The great stroke of genius that Feuillade came up with for Les Vampires was the character of Irma Vep. Irma Vep, an anagram of vampire, was possibly the screen’s first great femme fatale (although Theda Bara stared her Hollywood career in the same year so it could be argued that the screen vamp was invented simultaneously and independently at the same moment in France and the US). Irma Vep is a wonderful character - she’s sexy, glamorous and delightfully wicked and she rapidly comes to dominate the serial.

Both Philippe Guérande and Irma Vep adopt a series of disguises so you need to be on your toes.



When he made Fantômas film technique was still quite primitive. There was comparatively little editing, close-ups had not yet been thought of and the camera remained stubbornly static. Even worse, camera setups were standardised - almost everything was filmed in long shot or medium long shot. The result could be visually very dull (which is a major problem in Theda Bara’s one surviving movie A Fool There Was).

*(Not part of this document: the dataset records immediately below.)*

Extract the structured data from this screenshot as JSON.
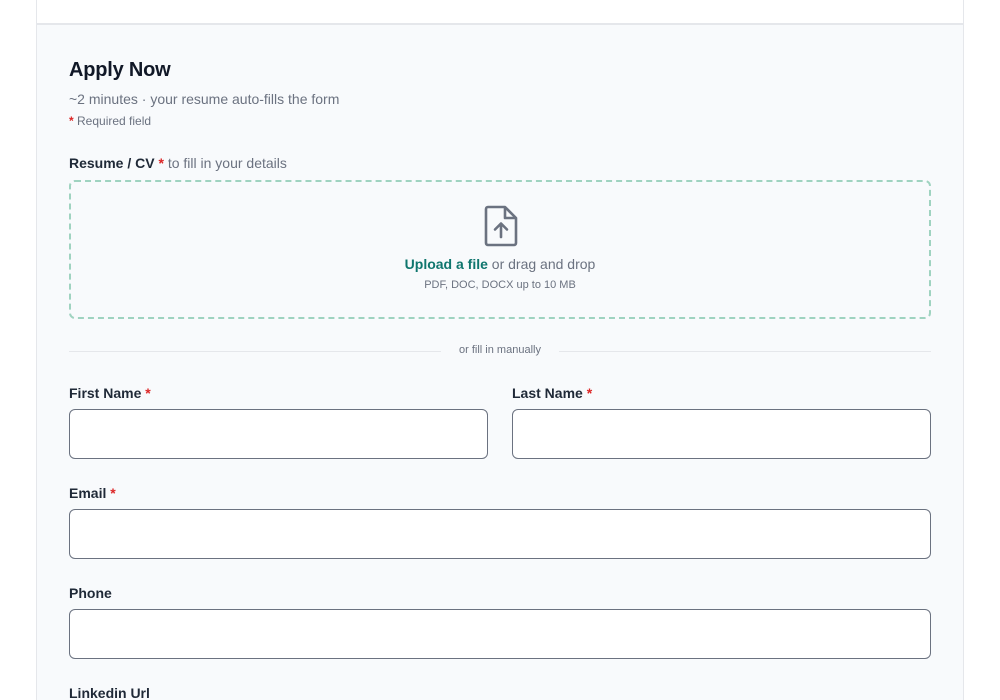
{
  "form": {
    "title": "Apply Now",
    "subtitle": "~2 minutes · your resume auto-fills the form",
    "required_star": "*",
    "required_note": "Required field"
  },
  "resume": {
    "label": "Resume / CV",
    "required_star": "*",
    "hint": "to fill in your details",
    "upload_link": "Upload a file",
    "upload_rest": " or drag and drop",
    "limits": "PDF, DOC, DOCX up to 10 MB",
    "icon": "file-upload-icon"
  },
  "divider": {
    "text": "or fill in manually"
  },
  "fields": {
    "first_name": {
      "label": "First Name",
      "required_star": "*",
      "value": "",
      "placeholder": ""
    },
    "last_name": {
      "label": "Last Name",
      "required_star": "*",
      "value": "",
      "placeholder": ""
    },
    "email": {
      "label": "Email",
      "required_star": "*",
      "value": "",
      "placeholder": ""
    },
    "phone": {
      "label": "Phone",
      "value": "",
      "placeholder": ""
    },
    "linkedin": {
      "label": "Linkedin Url"
    }
  },
  "colors": {
    "accent": "#0f766e",
    "required": "#dc2626",
    "dropzone_border": "#9fd3c0",
    "card_background": "#f8fafc"
  }
}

Feuillade came up with several solutions to this problem. He composed his shots with considerable flair and usually in depth. There are often three distinct visual planes, and something is happening in each one of them. There are doors everywhere, with characters constantly entering and exiting. As a consequence there is always much more of a sense of dynamism and movement than you might expect.



By the time he made Les Vampires just two years later technique had advanced quite a bit. There are occasional close-ups, there’s a lot more editing, there are pans and there are several quite ambitious tracking shots. Camera setups are much more varied. At the same time Feuillade has not abandoned his penchant for composing shots in depth. Les Vampires feels exciting and dynamic.

The acting is melodramatic, but that suits the material. The undoubted star is Musidora as Irma Vep. It’s a spirited and energetic performance. Irma Vep was not just one of the first legendary movie bad girls, she remains one of the best.



Les Vampires has enormous historical significance and it’s terrific fun. Is it a must-see? I would have to say that yes, it really is.

There have been a number of DVD releases. The Artificial Eye Region 2 release is the one I have - it might not be the best but it’s relatively easy to obtain and not too expensive. Picture quality is generally very good indeed for the age of the movie.